To determine whether progesterone receptor membrane component 1 (PGRMC1) regulates the development and cisplatin (CDDP)-sensitivity of human ovarian tumors, PGRMC1 was depleted from a human ovarian cancer cell line, dsRed-SKOV-3 cells, using a short hairpin RNA knockdown approach. Compared with parental dsRed-SKOV-3 cells, the PGRMC1-deplete cells grew slower in vitro and did not show progesterone’s (P4) antiapoptotic effect. In fact, P4 induced apoptosis in PGRMC1-deplete cells in a dose-dependent manner. When transplanted into the peritoneum of athymic nude mice, parental dsRed-SKOV-3 cells developed numerous tumors, which were classified as either typical or oxyphilic clear cell tumors. CDDP increased the percentage of apoptotic nuclei in typical clear cell tumors and P4 attenuated CDDP-induced apoptosis. In contrast, the percentage of apoptotic nuclei in oxyphilic clear cell tumors was low (≤1%) and was not significantly affected by CDDP and/or P4. Compared with tumors derived from parental dsRed SKOV-3 cells, PGRMC1-deplete tumors: 1) developed in fewer mice, 2) formed less frequently, 3) appeared smaller, and 4) resulted in fewer oxyphilic clear cell tumors. These PGRMC1-deplete tumors were not responsive to CDDP’s apoptotic effects.
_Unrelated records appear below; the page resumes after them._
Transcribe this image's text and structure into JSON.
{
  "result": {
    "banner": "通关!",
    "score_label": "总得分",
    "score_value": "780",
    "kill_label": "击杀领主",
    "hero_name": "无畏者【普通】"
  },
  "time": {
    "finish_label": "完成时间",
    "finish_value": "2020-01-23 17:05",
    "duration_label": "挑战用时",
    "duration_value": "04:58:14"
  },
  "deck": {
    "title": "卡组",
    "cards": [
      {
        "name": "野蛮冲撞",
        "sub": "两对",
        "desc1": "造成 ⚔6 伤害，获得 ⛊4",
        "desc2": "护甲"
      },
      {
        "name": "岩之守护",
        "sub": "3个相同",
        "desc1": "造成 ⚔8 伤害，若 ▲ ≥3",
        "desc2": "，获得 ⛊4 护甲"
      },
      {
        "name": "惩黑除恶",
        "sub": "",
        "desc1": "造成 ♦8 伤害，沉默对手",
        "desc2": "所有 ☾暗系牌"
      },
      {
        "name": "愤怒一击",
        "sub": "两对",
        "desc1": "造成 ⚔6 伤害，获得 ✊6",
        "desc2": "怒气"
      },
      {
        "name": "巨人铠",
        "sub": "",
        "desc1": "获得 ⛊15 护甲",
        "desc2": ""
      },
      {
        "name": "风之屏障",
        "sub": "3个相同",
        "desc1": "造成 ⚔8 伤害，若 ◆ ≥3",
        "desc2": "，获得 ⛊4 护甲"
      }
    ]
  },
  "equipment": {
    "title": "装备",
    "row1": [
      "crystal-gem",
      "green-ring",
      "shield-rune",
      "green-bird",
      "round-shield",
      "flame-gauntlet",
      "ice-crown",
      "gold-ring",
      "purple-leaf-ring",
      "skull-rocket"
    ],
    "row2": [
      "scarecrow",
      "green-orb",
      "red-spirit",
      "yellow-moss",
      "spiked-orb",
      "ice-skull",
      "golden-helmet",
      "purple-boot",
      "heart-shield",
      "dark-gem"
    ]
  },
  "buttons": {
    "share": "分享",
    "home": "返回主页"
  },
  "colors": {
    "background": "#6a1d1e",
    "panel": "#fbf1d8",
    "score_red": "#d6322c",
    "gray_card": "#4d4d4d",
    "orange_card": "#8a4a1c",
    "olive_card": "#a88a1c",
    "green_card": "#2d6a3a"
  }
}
The failure to respond to CDDP could be due to their poorly developed microvasculature system as judged by percentage of CD31-stained endothelial cells and/or their increased expression of ATP-binding cassette transporters, which are involved in drug resistance. Taken together, these findings indicate that PGRMC1 plays an essential role in the development and CDDP sensitivity of human ovarian tumors. Progesterone receptor membrane component 1 plays an essential role in the development and cisplatin sensitivity of human ovarian tumors grown in athymic nude mice.